[personal profile] chebe
If you follow me on twitter you may have noticed that I have been playing with getting the maximum number of LEDs for the minimum amount of microcontroller that I can. Here's a short summary.

First came the Flora with SewIO16. Straight forward enough. Just required a fair few crocodile leads.

Flora connected to SewIO16 and 16 LEDs with many crocodile leads

Flora and SewIO16
Photo by chebe



Then I swapped the Flora out for the Gemma. The Gemma needs external pull-up resistors (5-10k) on the Data (D0) and the Clock (D2) lines. Oh, and a special I2C library is required! But otherwise, same code as for the Flora.

Gemma (with pull-up resistors) connected to SewIO16 and 8 LEDs with many crocodile leads

Gemma and SewIO16
Photo by chebe



But then I swapped the SewIO16 out for SewIO8s. Cue moar crocodile leads!

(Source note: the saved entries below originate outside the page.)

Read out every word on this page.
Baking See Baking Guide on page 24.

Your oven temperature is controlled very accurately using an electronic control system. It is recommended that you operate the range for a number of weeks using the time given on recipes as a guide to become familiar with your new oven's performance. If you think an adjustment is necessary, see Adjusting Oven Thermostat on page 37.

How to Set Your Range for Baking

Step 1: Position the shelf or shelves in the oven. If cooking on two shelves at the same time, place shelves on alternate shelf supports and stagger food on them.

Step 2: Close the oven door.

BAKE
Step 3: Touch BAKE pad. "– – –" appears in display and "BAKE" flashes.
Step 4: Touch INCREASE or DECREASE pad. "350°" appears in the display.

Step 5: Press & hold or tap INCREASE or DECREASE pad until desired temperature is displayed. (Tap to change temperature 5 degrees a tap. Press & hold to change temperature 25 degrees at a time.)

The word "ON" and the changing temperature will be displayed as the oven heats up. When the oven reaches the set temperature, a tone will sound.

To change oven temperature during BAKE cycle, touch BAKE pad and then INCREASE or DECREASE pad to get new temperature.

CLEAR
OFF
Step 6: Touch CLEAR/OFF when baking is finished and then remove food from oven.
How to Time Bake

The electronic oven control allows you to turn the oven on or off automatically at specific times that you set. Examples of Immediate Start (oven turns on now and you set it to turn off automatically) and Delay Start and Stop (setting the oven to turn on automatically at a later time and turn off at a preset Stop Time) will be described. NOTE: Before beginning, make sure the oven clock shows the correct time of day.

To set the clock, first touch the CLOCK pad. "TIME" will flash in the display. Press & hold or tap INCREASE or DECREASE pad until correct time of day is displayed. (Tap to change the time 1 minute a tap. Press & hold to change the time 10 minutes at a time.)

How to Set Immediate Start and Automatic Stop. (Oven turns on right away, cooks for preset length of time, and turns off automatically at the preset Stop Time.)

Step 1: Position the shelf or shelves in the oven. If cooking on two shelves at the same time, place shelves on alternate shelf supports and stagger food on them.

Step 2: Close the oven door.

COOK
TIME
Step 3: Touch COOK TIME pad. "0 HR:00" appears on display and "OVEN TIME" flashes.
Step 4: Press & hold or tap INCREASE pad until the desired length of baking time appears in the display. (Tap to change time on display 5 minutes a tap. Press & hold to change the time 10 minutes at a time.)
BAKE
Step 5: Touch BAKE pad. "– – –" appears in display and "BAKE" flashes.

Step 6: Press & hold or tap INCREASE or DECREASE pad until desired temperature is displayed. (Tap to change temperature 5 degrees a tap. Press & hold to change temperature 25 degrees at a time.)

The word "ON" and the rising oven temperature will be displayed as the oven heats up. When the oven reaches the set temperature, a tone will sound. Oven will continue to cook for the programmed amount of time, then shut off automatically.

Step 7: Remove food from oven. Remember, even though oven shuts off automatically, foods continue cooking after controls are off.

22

Gemma (with pull-up resistors) connected to two SewIO8 and 16 LEDs, with many, many crocodile leads

Gemma and two SewIO8s
Photo by chebe



So far both SewIO8 boards are playing the same light sequence. My next task is figuring out how to get them to act independently. And then, to add SewIO16s into the mix as well, for nearly unlimited LED blinkiness!

Here's a short video clip of this twisted setup in action.




Video of Gemma and two SewIO8 boards doing the blinky
Video by chebe




I have to thank Rob for being very patient in answering all my questions. And also to note that although I'm using the Adafruit wearables, Rob has been using the LilyPad boards (including the Tiny!) with the SewIOs quite successfully. Yay for interoperability! And finally, that they don't have to be regular LEDs, you can connect anything you could normally. I think RGB pixels, and smile.